- Location: Luzon, Philippines
- Coordinates: 13°50′N 120°47′E﻿ / ﻿13.83°N 120.78°E
- Part of: Verde Island Passage
- Max. width: 28 km (17 mi)

= Balayan Bay =

Bay in Luzon, Philippines

Balayan Bay is a large bay of Luzon Island in the Philippines. It is part of the Verde Island Passage and its entire shore is in the province of Batangas. The bay is between 23 and 28 km wide. It is separated from the South China Sea to the west by the Calatagan Peninsula, which has Cape Santiago as its southern point. The Calumpan Peninsula forms the bay's eastern side, that separates it from Batangas Bay.

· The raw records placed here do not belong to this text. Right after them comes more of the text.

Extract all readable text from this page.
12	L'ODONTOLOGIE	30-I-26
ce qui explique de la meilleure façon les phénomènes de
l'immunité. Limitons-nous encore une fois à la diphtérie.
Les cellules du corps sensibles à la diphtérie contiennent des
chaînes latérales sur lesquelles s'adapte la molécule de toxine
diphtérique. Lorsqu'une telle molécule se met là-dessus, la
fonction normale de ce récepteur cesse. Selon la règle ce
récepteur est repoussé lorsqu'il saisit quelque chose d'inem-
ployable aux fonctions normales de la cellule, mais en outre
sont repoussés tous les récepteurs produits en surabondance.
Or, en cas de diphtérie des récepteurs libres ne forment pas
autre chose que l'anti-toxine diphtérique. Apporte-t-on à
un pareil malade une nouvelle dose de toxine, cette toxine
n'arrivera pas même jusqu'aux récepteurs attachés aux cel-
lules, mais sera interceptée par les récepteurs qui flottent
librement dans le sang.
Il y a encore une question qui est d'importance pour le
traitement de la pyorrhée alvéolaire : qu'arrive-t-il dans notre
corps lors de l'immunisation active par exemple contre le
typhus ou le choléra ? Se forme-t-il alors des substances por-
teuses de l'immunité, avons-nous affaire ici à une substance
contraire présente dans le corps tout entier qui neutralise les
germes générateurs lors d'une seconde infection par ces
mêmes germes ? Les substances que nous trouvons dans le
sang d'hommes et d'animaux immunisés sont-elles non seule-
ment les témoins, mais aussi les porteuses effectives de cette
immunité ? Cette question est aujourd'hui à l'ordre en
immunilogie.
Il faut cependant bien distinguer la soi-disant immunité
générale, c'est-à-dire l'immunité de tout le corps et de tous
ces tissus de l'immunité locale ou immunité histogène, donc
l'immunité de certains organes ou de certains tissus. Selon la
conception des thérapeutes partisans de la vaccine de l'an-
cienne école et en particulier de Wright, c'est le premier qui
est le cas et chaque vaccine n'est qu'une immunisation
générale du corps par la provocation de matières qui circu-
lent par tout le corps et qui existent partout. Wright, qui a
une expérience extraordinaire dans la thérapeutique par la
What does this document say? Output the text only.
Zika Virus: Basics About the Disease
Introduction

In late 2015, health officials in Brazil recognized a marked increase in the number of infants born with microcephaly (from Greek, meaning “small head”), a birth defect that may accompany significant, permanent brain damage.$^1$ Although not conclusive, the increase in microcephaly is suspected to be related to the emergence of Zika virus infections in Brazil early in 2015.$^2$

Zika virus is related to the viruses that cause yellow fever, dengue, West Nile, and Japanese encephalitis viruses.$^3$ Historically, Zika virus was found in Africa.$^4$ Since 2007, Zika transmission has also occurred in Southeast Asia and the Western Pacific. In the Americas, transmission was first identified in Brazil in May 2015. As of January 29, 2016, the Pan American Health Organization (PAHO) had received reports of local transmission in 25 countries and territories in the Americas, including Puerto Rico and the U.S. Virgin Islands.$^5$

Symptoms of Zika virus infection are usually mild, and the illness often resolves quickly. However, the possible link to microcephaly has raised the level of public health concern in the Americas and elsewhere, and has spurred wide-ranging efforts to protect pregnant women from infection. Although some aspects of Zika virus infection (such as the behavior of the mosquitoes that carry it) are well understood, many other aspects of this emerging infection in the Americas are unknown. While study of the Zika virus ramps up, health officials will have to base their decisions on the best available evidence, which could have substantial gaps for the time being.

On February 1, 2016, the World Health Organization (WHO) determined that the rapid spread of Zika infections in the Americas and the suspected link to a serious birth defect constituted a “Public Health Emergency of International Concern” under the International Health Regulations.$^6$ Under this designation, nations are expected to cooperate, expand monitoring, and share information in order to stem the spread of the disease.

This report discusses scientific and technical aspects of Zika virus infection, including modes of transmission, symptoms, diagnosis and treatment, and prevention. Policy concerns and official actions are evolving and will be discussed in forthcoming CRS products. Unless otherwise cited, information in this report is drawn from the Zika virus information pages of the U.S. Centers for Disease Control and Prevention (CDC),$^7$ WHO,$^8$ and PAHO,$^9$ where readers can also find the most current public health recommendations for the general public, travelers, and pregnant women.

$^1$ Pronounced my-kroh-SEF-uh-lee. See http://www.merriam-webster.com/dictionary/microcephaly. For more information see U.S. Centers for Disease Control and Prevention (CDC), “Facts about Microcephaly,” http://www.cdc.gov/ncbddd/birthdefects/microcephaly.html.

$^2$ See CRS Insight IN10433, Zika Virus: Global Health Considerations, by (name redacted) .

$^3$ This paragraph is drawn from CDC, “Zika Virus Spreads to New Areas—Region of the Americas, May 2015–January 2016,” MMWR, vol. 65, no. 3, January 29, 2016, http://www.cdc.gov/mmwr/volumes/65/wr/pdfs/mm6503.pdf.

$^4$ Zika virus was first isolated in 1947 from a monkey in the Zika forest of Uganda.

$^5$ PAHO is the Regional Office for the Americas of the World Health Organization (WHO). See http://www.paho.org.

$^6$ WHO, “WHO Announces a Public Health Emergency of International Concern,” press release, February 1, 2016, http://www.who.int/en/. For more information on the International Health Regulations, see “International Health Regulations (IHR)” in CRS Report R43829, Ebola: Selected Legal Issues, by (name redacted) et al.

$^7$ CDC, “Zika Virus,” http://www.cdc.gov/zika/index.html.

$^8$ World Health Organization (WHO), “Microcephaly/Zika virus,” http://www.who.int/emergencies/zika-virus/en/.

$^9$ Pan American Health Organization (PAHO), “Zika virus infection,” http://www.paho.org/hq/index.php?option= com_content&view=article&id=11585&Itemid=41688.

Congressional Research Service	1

The name comes from the Sri-Visayan word ba-i or balai, meaning "house". Together with the Tagalog suffix “-an”, Balayan thus means "a group of houses" or "settlement".

The following municipalities line the bay from west to east: Calatagan, Balayan, Calaca, Lemery, Taal, San Luis, Bauan, and Mabini.

Together with the Verde Island Passage, the bay was once known for its abundant fish biodiversity and yields (that were up to six times higher there compared to other similar fishing grounds in the Philippines). But in the early 2000s, a drop in fish catch was noticed. In particular, sardine, anchovy, and round scad stocks were declining as a result of overfishing. By 2014, the decline was so severe that it led to seasonal fishing closures.